What about applying a purposive approach? Counsel for the McQuillans suggested that “to deny entrepreneurs’ relief in the circumstances… would be inconsistent with the spirit and intention of the legislation”. The difficulty is that their problem is not with the Entrepreneur’s Relief rules themselves, but rather with the general definition of ordinary share capital given in ITA 2007, and the spirit and intention of that Act has nothing to do with anyone’s entitlement to ER!
If Parliament had wished the definition to work in a subtly different way for ER purposes, they would have made it so by adding extra bells and whistles – which, for example, is what they did in CTA 2010 for group relief and consortium relief.

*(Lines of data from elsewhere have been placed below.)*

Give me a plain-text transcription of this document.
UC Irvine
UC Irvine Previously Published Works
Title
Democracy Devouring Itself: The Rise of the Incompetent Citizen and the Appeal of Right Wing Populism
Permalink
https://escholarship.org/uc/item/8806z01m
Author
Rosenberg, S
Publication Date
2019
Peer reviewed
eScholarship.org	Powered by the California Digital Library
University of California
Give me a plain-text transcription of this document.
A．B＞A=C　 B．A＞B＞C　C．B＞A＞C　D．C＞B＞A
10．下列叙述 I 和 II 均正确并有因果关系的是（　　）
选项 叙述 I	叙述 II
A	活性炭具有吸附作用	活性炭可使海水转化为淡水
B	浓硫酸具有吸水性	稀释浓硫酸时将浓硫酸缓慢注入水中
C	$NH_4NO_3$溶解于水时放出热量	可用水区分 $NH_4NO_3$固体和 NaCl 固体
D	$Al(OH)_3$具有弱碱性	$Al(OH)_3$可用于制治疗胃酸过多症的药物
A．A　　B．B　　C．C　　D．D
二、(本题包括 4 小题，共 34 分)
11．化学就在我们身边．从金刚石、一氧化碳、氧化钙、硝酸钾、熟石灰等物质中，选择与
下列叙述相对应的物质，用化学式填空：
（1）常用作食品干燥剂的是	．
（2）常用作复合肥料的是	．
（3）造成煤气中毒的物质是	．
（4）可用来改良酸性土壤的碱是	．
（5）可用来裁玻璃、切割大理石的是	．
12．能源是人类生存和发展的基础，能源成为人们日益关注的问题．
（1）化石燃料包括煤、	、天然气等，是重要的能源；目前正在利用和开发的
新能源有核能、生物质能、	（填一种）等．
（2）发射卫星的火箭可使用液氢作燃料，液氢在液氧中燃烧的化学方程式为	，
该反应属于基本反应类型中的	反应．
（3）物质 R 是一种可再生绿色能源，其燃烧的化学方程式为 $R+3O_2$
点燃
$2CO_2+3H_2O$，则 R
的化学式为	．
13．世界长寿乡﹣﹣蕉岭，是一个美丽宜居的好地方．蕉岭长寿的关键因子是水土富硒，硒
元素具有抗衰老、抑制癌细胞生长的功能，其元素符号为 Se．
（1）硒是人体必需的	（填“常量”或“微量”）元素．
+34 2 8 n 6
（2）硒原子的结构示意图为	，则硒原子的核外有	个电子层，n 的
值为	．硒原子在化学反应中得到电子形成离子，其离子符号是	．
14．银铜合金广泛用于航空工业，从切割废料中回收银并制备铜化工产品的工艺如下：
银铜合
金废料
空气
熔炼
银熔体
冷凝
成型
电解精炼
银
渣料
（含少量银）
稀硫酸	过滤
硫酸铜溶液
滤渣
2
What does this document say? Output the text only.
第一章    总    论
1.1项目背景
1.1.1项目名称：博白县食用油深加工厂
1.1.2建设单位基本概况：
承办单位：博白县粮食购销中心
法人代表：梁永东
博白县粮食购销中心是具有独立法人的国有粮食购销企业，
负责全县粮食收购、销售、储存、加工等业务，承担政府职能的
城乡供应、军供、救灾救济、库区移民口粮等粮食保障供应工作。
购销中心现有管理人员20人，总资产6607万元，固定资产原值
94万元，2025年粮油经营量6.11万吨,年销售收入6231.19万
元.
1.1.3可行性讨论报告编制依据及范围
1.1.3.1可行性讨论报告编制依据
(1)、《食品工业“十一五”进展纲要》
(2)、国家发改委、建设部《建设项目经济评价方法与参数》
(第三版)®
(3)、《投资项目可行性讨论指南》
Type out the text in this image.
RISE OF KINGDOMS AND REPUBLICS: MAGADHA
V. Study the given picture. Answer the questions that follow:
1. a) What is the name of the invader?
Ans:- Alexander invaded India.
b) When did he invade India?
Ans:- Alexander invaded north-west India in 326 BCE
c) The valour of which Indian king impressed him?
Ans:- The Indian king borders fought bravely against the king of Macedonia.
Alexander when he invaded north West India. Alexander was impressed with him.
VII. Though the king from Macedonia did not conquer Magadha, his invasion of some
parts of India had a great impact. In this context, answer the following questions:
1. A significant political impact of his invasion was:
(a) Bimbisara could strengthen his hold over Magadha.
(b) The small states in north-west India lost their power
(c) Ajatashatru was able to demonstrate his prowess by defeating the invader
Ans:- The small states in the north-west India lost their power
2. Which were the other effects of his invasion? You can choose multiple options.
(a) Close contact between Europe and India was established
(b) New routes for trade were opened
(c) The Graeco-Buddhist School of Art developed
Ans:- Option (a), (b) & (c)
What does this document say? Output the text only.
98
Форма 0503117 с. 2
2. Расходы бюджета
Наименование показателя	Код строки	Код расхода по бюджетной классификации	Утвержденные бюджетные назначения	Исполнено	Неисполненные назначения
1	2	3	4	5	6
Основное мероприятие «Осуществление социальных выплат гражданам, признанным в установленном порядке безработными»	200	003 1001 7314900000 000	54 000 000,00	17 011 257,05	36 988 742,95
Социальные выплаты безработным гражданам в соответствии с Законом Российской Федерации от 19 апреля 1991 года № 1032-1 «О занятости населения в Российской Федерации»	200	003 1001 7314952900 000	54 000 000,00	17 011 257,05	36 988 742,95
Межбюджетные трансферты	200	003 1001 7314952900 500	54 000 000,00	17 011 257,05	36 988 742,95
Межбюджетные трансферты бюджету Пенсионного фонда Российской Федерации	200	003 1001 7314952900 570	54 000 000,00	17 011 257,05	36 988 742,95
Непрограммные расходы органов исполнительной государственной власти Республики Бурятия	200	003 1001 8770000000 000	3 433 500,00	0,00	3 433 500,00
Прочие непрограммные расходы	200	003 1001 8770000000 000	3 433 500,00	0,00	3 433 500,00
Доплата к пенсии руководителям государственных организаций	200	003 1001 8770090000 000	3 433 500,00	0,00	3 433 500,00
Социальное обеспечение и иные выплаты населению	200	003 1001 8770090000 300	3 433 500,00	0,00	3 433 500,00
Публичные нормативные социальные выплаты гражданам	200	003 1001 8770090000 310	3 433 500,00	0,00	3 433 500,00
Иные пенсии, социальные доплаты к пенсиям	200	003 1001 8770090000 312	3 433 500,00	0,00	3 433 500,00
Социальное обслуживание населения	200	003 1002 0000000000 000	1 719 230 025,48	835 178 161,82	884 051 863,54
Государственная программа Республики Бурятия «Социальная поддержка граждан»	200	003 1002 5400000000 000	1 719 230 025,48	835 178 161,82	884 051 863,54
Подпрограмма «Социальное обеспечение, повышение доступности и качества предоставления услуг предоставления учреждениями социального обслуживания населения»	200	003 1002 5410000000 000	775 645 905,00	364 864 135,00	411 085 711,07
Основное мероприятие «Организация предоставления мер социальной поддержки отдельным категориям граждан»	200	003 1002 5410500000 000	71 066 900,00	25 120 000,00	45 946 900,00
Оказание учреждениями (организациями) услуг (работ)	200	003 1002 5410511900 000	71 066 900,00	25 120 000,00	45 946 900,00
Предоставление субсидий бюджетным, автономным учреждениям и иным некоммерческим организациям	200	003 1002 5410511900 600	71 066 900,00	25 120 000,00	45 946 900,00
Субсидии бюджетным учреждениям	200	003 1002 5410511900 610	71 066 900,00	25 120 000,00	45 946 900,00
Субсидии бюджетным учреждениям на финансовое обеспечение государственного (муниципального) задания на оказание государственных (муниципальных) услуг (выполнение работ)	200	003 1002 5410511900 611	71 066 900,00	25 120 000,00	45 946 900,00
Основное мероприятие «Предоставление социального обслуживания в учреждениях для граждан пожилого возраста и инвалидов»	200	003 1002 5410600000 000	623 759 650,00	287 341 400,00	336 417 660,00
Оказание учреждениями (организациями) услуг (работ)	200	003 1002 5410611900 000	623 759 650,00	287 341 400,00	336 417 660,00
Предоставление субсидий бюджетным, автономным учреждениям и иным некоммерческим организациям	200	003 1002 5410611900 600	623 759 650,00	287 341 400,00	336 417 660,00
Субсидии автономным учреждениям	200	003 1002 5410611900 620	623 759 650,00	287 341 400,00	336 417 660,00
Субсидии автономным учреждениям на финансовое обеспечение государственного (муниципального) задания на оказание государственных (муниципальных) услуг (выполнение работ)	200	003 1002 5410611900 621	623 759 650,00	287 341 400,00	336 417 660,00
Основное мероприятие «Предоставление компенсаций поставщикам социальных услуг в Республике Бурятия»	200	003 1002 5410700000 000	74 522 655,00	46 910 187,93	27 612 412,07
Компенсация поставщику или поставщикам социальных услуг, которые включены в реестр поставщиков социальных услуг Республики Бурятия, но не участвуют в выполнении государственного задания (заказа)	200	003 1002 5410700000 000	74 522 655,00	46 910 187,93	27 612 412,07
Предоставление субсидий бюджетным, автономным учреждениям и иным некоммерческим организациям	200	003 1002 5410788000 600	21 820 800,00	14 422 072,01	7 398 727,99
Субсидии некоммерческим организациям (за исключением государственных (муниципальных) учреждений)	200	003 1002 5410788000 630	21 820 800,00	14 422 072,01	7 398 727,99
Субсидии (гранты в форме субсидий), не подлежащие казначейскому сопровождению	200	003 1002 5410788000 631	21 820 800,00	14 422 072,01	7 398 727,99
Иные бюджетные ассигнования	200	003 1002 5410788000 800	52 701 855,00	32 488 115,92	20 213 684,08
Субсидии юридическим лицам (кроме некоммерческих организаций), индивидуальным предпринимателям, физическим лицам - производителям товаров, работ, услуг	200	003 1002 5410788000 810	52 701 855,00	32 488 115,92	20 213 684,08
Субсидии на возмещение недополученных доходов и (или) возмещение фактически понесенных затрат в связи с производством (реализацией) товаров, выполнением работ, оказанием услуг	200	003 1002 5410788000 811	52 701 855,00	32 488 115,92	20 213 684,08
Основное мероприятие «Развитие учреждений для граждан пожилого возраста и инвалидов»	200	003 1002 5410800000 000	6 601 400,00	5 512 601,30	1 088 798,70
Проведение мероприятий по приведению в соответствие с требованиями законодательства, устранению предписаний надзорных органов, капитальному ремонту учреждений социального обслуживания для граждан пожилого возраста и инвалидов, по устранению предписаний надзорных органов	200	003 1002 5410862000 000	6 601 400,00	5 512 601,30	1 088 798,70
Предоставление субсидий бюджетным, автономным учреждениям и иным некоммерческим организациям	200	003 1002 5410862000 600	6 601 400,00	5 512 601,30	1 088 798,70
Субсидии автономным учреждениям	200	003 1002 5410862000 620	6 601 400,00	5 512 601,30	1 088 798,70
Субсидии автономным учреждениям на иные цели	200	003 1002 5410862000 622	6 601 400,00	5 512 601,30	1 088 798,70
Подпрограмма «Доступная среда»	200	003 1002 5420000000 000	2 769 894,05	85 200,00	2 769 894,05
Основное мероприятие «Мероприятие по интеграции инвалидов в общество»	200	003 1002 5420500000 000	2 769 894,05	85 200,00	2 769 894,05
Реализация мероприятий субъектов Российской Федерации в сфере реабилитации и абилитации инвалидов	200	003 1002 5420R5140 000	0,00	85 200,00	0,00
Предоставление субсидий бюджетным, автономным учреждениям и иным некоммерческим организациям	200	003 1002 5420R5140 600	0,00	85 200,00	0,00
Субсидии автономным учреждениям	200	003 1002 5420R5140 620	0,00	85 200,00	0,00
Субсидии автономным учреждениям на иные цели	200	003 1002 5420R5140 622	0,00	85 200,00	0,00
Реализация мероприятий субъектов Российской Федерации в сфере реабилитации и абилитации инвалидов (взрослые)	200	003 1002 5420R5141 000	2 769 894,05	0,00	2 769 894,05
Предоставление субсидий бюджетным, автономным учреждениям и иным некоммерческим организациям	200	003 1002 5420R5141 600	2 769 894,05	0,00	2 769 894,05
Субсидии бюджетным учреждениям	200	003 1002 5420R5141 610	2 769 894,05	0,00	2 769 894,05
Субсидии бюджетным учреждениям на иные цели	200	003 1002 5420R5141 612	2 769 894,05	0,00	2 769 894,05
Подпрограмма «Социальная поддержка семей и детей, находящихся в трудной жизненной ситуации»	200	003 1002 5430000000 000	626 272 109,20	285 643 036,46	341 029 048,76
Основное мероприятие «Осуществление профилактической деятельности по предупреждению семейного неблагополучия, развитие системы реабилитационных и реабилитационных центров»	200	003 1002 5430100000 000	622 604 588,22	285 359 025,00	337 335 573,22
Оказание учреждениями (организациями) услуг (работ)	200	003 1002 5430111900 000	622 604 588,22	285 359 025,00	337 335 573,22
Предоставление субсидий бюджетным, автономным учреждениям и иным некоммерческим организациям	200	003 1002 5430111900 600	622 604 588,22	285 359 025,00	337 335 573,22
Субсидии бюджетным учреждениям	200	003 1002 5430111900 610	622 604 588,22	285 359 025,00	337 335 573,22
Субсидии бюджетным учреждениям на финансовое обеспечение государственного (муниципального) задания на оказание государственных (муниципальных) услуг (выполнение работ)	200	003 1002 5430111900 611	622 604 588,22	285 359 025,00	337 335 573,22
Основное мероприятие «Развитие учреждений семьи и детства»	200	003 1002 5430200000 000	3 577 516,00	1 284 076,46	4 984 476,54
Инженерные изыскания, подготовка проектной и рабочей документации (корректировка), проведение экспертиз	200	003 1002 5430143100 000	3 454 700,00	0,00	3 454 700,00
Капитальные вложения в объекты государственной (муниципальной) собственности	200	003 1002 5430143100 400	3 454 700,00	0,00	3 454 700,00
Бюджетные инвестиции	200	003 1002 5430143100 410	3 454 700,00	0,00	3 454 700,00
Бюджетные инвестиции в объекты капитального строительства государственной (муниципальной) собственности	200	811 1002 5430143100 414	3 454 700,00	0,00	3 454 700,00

Certainly, it is harsh that the McQuillans failed to obtain ER. Both the UT and the FTT were very sympathetic to them. As the UT pointed out: “they are the kind of entrepreneurs for whom the relief was devised”. However, there will always be cases where deserving taxpayers lose out, just as there are cases where the undeserving benefit. The statutory definition of ordinary share capital is there to “establish a bright dividing line between those shares which will be reckoned with... and shares which are not”.
Rebecca Cave examined this point in her article: How to recognise an ordinary share when she discussed the Castledine case (TC04930), which was decided in 2016 by the FTT and mentioned with approval by the UT in this case.
The definition of ordinary share capital includes more than just the shares which we routinely think of as ordinary shares. Sometimes, for all sorts of commercial reasons, there are other shares lurking around within a company which might sabotage a claim to Entrepreneurs’ Relief. An early review and, if needed, some cleaning-up activity might make the year running up to the eventual sale a bit safer.